いや、紀元前1万年のアフリカで、風呂入ってないだけの白人が、原題の英語を普通にしゃべってても、それは映画的フィクションとして許されていい部分だとは思う。『はじめ人間ギャートルズ』だって日本語しゃべるわけだし。ところがこの映画では、最初から最後まで、全編にわたってこれでもかこれでもかと、やたら丁寧なナレーションが、英語で入る。それだけ説明してくれるんだったら、登場人物たちは英語でなくても大丈夫だったと思うんだよね。物語の枠組みの内部でも外部でも英語というのは、ちょっとくどいのよ。
プロットは、これがまた絶望的に低水準。つまらない『Apocalypto』だと思っておけば間違いない。大きな流れはほとんど一緒だ。観ていて、ああ『Apocalypto』は面白かったなあとずっと思っていた。あと、英語をしゃべる白人が、通訳の助けを借りながら演説し、言葉の通じない他部族の戦士たちを軍勢にまとめ上げるという、そろそろみんなむかついてもいいんじゃないかという陳腐なテーマは、最近のだと『Avatar』がそうだったよね。だからこの映画は、CGIがしょぼい『Avatar』だとも位置づけられる。
クライマックスで、ヒロインが車裂きにされかかるのだが、そこはもうちょっと引っ張ろうや。大岡越前でももっと引っ張るって。なので緊張感がまったくなし。
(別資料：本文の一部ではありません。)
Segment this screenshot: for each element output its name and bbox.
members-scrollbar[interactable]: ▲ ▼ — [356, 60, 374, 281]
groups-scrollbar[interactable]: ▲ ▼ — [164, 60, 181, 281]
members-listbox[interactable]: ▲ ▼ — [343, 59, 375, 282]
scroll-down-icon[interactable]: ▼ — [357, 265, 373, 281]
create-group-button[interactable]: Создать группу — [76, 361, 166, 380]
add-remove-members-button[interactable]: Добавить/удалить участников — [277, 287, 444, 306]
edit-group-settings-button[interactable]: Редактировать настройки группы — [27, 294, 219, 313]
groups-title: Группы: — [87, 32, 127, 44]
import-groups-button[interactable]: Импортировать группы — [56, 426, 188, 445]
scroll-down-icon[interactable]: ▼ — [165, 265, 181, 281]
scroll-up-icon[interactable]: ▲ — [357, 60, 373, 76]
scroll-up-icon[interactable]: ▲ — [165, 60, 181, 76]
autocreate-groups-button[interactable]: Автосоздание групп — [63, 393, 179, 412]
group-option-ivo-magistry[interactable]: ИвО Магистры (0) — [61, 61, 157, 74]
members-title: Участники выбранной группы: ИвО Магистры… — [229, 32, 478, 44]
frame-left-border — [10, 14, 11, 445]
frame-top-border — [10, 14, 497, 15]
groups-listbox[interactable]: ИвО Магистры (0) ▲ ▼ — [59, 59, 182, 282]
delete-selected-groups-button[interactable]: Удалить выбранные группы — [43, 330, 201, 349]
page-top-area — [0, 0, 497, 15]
それから、大ボスのAlmightyに、主人公が槍を投げて殺し、やつは神様なんかじゃないぜ! とか得意がるのだが、ヴェールで顔を隠したAlmightyの正体は最後まで明かされず仕舞い。それじゃあ神性の剥奪としてはちょっと不十分じゃない?
そういえば、家畜化されてピラミッドつくらされてたマンモスのリーダーが、解放後、最後に主人公に感謝するっぽいシーンがあるのだけど、まず主人公たちはマンモス狩りの部族であって、殺しては解体して肉を食う奴らなのと、「解放」って言っても、主人公がしたのはマンモスに槍を突き刺して暴走させただけである。解放してくれてありがとうと思えるだけの知性があるのであれば、最初から暴走してればいいだろうに、槍刺されて喜んでんじゃねえよ、という。